Preparem os corações torcedores corais. Ferrão eliminou o Porto Velho de Rondônia na rodada inicial. Agora o adversário é mais qualificado: o América-MG, que joga em casa, no Estádio Independência, em Belo Horizonte. O anfitrião é dirigido pelo técnico Lisca.  Lá estão Leandro Carvalho (ex-Ceará), Ricardinho (ex-Ceará) e Juninho (ex-Ceará e ex-Fortaleza). É lógico que o América é favorito. Mas o Ferrão também prepara as suas. Na Copa do Brasil de 2018, realizou uma de suas maiores proezas. Estava na Ilha do Retiro, em Recife, enfrentando o Sport. O Leão fez 3 a 0 e comandou o jogo até 30 minutos do segundo tempo. Aí passou a desfilar como dono da banca, da bola, do estádio, da vaga, senhor dos senhores, senhor de tudo. Não contou com uma reação espetacular do Ferrão que empatou o jogo (3 x 3) e ganhou nos pênaltis. Um feito fantástico que mereceu destaque na mídia nacional. Fatos assim são considerados únicos. Entretanto, servem de modelo para mostrar que nem tudo está perdido, mesmo quando as adversidades se acentuam. O técnico Francisco Diá sabe tirar leite de pedra.

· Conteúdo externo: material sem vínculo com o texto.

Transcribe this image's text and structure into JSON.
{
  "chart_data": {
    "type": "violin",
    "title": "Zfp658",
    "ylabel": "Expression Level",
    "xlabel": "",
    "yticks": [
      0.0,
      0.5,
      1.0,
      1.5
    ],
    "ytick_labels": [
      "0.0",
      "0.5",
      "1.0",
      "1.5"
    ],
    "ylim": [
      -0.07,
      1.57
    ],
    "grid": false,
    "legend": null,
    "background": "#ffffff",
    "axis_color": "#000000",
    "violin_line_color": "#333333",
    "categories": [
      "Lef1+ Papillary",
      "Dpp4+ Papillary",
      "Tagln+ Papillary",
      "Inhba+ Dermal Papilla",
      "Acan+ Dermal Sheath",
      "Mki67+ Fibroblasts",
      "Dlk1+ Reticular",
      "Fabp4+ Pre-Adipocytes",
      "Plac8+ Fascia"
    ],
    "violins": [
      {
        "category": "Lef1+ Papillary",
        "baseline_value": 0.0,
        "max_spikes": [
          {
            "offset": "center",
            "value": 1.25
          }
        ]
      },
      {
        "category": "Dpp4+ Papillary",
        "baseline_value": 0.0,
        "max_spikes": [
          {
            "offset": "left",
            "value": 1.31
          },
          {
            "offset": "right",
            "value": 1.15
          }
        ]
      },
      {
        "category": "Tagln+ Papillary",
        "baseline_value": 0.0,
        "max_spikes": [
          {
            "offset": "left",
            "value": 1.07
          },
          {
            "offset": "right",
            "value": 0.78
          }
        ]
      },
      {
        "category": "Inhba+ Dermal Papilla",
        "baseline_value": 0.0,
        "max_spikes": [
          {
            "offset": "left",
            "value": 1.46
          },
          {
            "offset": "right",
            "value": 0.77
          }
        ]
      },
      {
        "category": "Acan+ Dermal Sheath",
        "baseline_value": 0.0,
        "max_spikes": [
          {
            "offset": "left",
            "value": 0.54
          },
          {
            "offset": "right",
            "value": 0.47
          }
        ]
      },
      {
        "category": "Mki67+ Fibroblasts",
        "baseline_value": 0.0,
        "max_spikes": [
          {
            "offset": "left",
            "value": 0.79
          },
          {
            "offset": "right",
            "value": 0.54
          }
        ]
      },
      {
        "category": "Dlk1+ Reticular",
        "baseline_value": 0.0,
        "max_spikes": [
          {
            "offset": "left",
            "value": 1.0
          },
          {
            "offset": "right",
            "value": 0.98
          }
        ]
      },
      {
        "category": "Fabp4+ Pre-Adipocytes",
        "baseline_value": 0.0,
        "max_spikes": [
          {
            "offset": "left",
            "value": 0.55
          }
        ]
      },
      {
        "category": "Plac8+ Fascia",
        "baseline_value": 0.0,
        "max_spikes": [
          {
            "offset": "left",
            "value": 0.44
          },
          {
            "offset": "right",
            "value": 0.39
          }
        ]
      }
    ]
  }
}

Fez isso no Icasa em 2012/2013. Não se surpreendam se eliminar o América em pleno Independência.  

Juventude 

Parabéns ao jovem atacante João Victor que, com apenas 16 anos, estreou no time titular do Ceará. Completará 17 anos no próximo dia 27 de abril. Segundo o pesquisador Eugênio Fonseca, houve outros que estrearam mais jovens: Pedro Henrique (16 anos, 2 meses), Caio César (16 A, 2M), Antonio Carlos (16A, 4M), Wilsinho (16A, 4M), Tiago Cardoso, goleiro (16A, 7M), Marco Aurélio (16A,7M), Sidcley (16A,9M). E agora João Victor (16A, 11M).   

Estertores 

Por via indireta, a Covid está acabando com o Campeonato Cearense de futebol 2021. A paralisação liquidou os meios de subsistência, razão por que os times médios e pequenos, sem programação oficial, estão fechando as portas. Nos estertores, aguardam algum aceno vital. Se continuar a demora, talvez chegue tarde demais. 

Funeral 

Quer queira, quer não, tenho de admitir que os certames estaduais estão com os dias contados. Morrem por inanição, por outros interesses, pela concorrência de outras competições. Alguns estão respirando por aparelhos. Os próprios clubes grandes já não têm mais motivação. Aí mandam juvenis ou formações mistas. Cova aberta.  

Caiu a ficha 

A televisão trouxe os melhores campeonatos do mundo para dentro de nossas casas. Meu filho Pedro Victor acompanha o Barcelona como se fosse um time da esquina, tal a intimidade que tem. O argumento dele é forte: como se interessar por uma competição estadual, se os próprios competidores maiores a desprezam? Caiu a ficha.